BatamNow.com, Jakarta – Ekspor babi ke Singapura bisa berlanjut dengan syarat yang dikirim tidak dalam bentuk hewan hidup, melainkan dagingnya saja.
“Singapura siap membuka kembali impor babi, namun hanya dalam bentuk karkas atau daging utuh dari Pulau Bulan, Batam, Kepri,” kata Dirjen Peternakan dan Kesehatan Hewan (PKH) Kementerian Pertanian Nasrullah, dalam keterangan persnya, di Jakarta, Sabtu (06/05/2023).
Hal tersebut, ungkapnya, merupakan hasil diskusi yang dilakukan antara Otoritas Pangan Singapura (Singapore Food Agency/SFA) dengan Kementerian Pertanian melalui Ditjen Peternakan dan Kesehatan Hewan (PKH), secara daring, beberapa waktu lalu.
Seperti diketahui, sebelumnya, SFA menemukan adanya ternak babi yang selama ini diekspor dari Pulau Bulan ke Singapura terjangkit virus demam babi Afrika (African Swine Fever/ASF).
“Prinsipnya mereka (Singapura) siap membuka kembali impor babi dalam bentuk karkas dari Pulau Bulan, Indonesia,” jelasnya.
Menurutnya, ini merupakan kabar baik, khususnya bagi para peternak babi di Pulau Bulan. “Sementara ini ekspor babi masih ditutup, tapi kedepan sudsh diperbolehkan (ekspor) kembali dalam bentuk karkas masih sangat terbuka,” sebut Nasrullah.
Dikatakannya, kebutuhan daging babi di Singapura cukup tinggi dan selama ini Pulau Bulan merupakan penyuplai terbesar kebutuhan babi bagi Singapura.
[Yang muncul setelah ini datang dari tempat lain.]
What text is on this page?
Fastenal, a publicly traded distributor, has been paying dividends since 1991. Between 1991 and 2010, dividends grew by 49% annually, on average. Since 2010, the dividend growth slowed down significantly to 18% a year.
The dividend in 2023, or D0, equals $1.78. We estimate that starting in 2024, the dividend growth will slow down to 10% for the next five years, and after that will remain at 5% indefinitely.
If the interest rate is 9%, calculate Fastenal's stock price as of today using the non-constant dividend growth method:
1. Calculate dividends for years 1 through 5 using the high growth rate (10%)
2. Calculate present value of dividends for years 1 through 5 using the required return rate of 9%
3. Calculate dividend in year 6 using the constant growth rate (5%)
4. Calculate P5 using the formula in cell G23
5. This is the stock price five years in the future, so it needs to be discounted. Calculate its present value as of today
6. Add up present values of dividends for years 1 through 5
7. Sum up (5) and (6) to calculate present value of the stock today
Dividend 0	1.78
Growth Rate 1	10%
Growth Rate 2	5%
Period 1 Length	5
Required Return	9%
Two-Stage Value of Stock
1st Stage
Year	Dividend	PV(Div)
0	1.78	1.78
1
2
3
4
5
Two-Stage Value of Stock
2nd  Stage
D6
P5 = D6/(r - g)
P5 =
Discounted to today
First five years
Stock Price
Karenanya, Singapura tetap berharap ekspor babi dari Pulau Bulan bisa kembali berjalan.
Tim Investigasi
Di sisi lain, Kementan melalui Direktur Kesehatan Hewan Nuryani Zainuddin, selaku Otoritas Veteriner Nasional Indonesia telah menurunkan tim investigasi langsung ke peternakan babi di Pulau Bulan guna menindaklanjuti temuan kasus ASF di sana.
“Selama 4 hari tim investigasi turun ke Pulau Bulan untuk melakukan pengecekan,” ujarnya.
Dia menjelaskan, tim investigasi tersebut terdiri dari staf Direktorat Kesehatan Hewan, Balai Veteriner Bukittinggi, Dinas Ketahanan Pangan, Pertanian dan Kesehatan Hewan Kepri serta Stasiun Karantina Pertanian Kelas I Tanjung Pinang.
“Tim mengambil sampel dan melakukan uji laboratorium di Laboratorium Veteriner Kementan di Bukittinggi. Hasilnya, memang ditemukan adanya kasus ASF di salah satu perusahaan peternakan,” jelasnya.
Langkah selanjutnya, berkoordinasi dengan Otoritas Veteriner Provinsi Kepri, tim memutuskan melakukan pembatasan lalu lintas babi hidup dan produknya dari Pulau Bulan sesuai dengan ketentuan yang berlaku. “Selain itu tim juga melakukan pengawasan terhadap pelaksanaan depopulasi, disposal, dan disinfeksi,” bebernya.
Sebelumnya, kata Nuryani, Kementan telah menetapkan peternakan menjadi Kompartemen Bebas ASF. Itu sebagai salah satu upaya menghindari masuknya ASF.
“Kementan telah menyepakati adanya 22 unit di dalam peternakan di Pulau Bulan sebagai sub-kompartemen bebas ASF. Sehingga apabila ada salah satu unit perusahaan terkena ASF, unit lain yang tidak terkena masih dapat melanjutkan ekspor ke Singapura,” serunya.
Dia menambahkan, pihaknya telah melakukan pendampingan dan penilaian terkait implementasi biosekuriti dan manajemen kesehatan hewan di Pulau Bulan, sehingga kemudian status kompartemen bebas ASF kita berikan.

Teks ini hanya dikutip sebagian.